When a marshal by value object is passed between application domains, the formatter has to cope with versions during serialization and deserialization. By default, versions will automatically be included when an object is serialized. During deserialization, the loader will attempt to load the type using the string name, and if this fails, it strips out the versioning information and tries to load the type. There is some risk in this approach since the type that is loaded might not be compatible with the one that was serialized but you have to make a tradeoff between throwing an exception versus attempting to load a slightly incompatible type. Since the version number is for the assembly rather than the type, is very possible that the type in question never changed between versions, so throwing an exception in this case breaks an application that will actually work.

When you serialize an object that does not have a version number, the latest version of the type will be loaded on the client.

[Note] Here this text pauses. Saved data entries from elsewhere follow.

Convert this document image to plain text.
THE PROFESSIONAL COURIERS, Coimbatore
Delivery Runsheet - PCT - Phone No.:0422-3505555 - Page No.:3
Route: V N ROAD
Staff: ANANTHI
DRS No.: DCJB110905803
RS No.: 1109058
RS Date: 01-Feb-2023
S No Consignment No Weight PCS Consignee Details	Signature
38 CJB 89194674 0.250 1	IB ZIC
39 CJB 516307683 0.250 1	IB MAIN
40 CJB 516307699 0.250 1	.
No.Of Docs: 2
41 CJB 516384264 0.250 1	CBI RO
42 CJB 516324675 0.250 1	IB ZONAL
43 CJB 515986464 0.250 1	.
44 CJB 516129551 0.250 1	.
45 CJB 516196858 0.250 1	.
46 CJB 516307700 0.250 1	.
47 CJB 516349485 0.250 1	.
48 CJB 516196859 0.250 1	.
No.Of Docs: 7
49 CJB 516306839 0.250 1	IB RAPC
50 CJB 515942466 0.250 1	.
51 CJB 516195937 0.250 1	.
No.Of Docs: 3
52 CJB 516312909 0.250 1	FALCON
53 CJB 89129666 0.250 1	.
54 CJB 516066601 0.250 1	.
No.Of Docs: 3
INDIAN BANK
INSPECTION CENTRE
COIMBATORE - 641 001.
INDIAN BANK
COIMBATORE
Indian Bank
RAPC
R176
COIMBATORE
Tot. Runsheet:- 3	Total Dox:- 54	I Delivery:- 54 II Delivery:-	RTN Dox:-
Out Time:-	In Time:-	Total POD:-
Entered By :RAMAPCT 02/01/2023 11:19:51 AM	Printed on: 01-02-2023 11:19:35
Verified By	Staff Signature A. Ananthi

Remoting provides two configuration attributes that can be used to control how version numbers are used during serialization and deserialization. The attribute includeVersions can be used on the sender side (where serialization is done) to turn off versioning. When this attribute is set to false, no versioning information will be included when the object is serialized. The default is true. Why would you want to turn off versioning? Assume the sender (server) knows that the version number of an assembly has changed but objects being sent by value will not be affected. Since you don't know if the formatter on the receiving side has been configured for strict binding, removing versioning from the sending side ensures the receiver (client) will be able to deserialize the type. The snippet below shows how this attribute can be set in the remoting configuration file.

<formatter ref="soap" includeVersions="false" />

It is also possible to configure the formatter on the receiving side to enforce versioning by setting the strictBinding attribute to true as follows:

<formatter ref="soap" strictBinding="true" />

When this attribute is on, the formatter will not attempt to load the type using partial binding but will throw an exception instead. If no versioning is included with the type, the latest version of the object will be loaded.